Distance: 30,5 km (19 mi) for a total of 1209,6 km (751,7 mi)
Ascent (ca.): 650 m (2135 ft)
Weather: Showers in the morning, clearing up over the day, sunny in the evening
It already had been raining during the night as I recognised when I woke up once. By the time I wanted to get up and pack it started again so it was a heavier tent with all the water on it to carry as well. The views were not only restricted because of the rain but also because of the mist although this gave some interesting effects.
Yesterday evening in the pub I had enquired about the likely condition of the path across Sleightholme Moor because Geoff had warned me that it has a reputation for being very wet and boggy which was also confirmed by Paddy Dillon in his guidebook. The answers I got weren’t too promising and with the rain it was settled that I would take the bad weather alternative. When the PW finally left the good track to make its way through the fields again unmistakable signs that I’m getting nearer to Scotland appeared. Of course, there had been thistles before but not that beautiful 😉
There are two alternative routes for the PW, separating shortly before the A66. I wanted to use the one which underpasses the road to get onto the moors again. The second one does a loop through Bowes, but I was not interested in paying a visit to the town today. Not sure whether I was distracted or if signage was poor around the fork, but I missed my route at first. When I recognised that the signs would lead me parallel to the A66 I rapidly retraced my steps to the right track.

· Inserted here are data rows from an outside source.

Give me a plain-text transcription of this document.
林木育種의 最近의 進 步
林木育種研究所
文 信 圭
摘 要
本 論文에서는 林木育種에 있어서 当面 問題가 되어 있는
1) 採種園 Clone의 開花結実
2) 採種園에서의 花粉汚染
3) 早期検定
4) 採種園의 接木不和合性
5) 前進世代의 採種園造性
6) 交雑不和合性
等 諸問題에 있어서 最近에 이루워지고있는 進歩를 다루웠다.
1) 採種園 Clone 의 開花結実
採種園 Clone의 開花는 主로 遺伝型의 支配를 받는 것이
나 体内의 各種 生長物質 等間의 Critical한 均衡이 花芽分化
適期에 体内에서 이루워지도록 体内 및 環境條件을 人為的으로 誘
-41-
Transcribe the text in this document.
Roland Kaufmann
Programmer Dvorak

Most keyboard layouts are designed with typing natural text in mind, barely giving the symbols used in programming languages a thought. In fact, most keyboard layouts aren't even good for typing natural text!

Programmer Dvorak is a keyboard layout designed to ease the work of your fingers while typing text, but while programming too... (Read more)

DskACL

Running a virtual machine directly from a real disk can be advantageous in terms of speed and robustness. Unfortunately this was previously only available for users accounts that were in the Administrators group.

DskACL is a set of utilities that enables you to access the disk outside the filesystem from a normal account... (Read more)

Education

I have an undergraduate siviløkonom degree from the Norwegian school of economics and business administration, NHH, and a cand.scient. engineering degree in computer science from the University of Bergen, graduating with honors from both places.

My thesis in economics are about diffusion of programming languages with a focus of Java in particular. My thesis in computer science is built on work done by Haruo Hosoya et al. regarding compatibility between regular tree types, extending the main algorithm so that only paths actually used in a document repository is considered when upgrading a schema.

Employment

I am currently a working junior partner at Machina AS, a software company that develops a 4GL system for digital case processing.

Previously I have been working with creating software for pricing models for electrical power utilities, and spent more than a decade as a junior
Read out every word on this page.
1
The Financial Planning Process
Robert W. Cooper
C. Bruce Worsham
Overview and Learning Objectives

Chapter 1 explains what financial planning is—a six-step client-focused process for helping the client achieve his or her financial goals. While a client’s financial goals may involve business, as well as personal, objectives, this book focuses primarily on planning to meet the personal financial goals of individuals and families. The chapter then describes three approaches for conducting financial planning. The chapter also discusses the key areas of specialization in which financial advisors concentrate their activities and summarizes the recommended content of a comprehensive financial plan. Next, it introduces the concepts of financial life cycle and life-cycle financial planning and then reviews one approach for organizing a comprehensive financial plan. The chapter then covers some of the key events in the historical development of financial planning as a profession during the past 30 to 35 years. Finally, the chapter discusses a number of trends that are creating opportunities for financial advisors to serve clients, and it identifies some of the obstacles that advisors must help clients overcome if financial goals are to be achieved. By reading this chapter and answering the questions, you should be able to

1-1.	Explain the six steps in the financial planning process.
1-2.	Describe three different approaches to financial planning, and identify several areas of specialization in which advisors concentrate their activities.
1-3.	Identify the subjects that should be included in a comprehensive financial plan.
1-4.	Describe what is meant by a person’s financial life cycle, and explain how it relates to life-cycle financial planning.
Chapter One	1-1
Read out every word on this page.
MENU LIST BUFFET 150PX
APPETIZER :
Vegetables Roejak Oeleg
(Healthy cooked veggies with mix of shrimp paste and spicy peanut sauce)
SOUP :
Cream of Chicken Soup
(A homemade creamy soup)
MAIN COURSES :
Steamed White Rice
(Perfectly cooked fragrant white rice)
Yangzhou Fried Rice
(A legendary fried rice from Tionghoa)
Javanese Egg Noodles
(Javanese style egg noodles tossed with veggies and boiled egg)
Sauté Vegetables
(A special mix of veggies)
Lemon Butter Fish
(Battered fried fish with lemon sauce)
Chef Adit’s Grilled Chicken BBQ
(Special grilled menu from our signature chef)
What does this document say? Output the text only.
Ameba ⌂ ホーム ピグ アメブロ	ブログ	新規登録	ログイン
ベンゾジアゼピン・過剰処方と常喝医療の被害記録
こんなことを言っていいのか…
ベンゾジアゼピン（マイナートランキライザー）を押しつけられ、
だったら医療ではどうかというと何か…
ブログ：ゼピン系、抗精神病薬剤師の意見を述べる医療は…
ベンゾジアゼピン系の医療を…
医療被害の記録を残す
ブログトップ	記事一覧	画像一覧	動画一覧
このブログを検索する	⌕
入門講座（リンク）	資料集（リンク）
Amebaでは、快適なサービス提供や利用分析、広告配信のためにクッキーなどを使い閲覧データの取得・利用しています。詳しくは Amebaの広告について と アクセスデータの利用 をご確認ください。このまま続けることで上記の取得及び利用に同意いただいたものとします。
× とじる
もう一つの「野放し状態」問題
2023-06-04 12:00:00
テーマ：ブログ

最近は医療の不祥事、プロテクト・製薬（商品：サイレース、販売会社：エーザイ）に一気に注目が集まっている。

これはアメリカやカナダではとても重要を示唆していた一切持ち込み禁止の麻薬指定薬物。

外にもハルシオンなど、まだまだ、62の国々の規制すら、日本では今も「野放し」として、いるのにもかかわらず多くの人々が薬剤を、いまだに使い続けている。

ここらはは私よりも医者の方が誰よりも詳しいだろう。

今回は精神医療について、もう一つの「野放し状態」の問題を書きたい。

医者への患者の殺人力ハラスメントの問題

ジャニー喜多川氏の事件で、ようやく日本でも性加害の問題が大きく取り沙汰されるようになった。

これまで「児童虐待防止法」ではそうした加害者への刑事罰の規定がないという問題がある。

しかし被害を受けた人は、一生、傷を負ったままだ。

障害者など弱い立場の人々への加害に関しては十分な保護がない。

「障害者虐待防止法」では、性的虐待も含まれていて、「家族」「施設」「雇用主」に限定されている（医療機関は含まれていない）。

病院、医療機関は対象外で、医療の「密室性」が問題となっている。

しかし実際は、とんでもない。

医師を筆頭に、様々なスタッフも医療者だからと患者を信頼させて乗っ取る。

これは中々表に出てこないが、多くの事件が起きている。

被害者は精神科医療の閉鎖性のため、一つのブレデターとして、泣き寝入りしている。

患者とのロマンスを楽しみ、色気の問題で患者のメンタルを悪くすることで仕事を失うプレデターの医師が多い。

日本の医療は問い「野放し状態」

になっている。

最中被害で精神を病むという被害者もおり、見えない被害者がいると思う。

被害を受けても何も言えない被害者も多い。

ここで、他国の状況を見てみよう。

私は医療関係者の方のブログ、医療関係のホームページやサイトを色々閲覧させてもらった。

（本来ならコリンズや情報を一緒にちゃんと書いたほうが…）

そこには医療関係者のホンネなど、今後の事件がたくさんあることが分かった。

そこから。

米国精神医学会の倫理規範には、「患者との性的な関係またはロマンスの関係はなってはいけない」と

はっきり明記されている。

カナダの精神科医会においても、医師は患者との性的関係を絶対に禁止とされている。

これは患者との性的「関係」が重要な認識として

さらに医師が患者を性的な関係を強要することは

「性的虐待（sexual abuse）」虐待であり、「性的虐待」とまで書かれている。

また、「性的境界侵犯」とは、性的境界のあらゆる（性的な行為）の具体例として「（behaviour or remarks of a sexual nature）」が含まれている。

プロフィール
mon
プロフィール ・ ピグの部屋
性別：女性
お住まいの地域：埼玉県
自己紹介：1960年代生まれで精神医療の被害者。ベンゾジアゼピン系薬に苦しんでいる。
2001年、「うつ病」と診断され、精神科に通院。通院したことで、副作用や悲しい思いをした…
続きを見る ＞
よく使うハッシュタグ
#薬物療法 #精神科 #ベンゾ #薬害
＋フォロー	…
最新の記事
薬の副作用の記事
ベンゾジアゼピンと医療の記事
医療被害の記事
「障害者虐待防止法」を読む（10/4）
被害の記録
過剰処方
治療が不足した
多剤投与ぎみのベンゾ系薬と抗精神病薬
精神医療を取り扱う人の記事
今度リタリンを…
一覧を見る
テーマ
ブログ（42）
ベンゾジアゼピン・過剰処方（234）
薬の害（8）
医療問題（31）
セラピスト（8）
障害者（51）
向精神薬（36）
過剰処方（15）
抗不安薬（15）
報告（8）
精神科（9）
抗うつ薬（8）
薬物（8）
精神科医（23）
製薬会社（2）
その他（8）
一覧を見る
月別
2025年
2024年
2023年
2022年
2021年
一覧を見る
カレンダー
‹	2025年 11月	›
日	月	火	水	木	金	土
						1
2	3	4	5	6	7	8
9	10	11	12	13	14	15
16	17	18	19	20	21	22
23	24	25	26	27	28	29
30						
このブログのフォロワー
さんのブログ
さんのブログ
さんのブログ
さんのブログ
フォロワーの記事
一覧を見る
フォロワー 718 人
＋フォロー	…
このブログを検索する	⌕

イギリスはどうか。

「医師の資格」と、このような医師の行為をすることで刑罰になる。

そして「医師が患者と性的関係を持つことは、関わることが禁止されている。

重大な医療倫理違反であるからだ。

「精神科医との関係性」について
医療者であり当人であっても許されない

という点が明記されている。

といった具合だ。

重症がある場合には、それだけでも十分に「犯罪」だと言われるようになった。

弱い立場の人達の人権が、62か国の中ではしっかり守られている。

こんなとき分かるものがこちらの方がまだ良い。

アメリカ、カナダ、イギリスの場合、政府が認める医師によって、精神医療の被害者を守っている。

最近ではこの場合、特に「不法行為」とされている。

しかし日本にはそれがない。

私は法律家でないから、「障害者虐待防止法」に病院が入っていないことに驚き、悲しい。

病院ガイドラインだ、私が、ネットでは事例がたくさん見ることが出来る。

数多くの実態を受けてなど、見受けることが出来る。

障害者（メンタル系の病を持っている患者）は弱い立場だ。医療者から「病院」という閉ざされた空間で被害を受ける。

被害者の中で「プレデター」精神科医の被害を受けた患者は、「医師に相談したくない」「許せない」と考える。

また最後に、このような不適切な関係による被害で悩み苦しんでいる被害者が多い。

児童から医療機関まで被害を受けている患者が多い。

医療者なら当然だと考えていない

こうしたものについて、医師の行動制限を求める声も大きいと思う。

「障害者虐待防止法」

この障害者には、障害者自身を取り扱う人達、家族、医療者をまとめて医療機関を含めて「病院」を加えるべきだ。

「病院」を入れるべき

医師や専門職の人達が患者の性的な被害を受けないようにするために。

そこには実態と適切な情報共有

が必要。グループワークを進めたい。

The path across Cotherstone Moor didn’t give the impression of being used by as many walkers as the PW usually does. I didn’t met a single person and not even saw somebody in the distance, so it felt really remote. Thus said I wondered who would need pink wrapping up here or what purpose it was thought to serve on the signpost …?
In Baldersdale I rounded the western end of Blackton Reservoir and crossed a nature reserve. Here I found a very impressive gate closing mechanism.
The rest of the day included some up and down to Grassholme Reservoir and then some up and down to Middleton-in-Teesdale, this last bit passing this picturesque ruin.
As soon as I had pitched my tent on the campsite and made myself a bit more presentable (not that I care too much about it) I walked into town to get something to eat. The meal was good and followed by an even better chat at the bar with Sarah and John. It was a pleasure meeting you!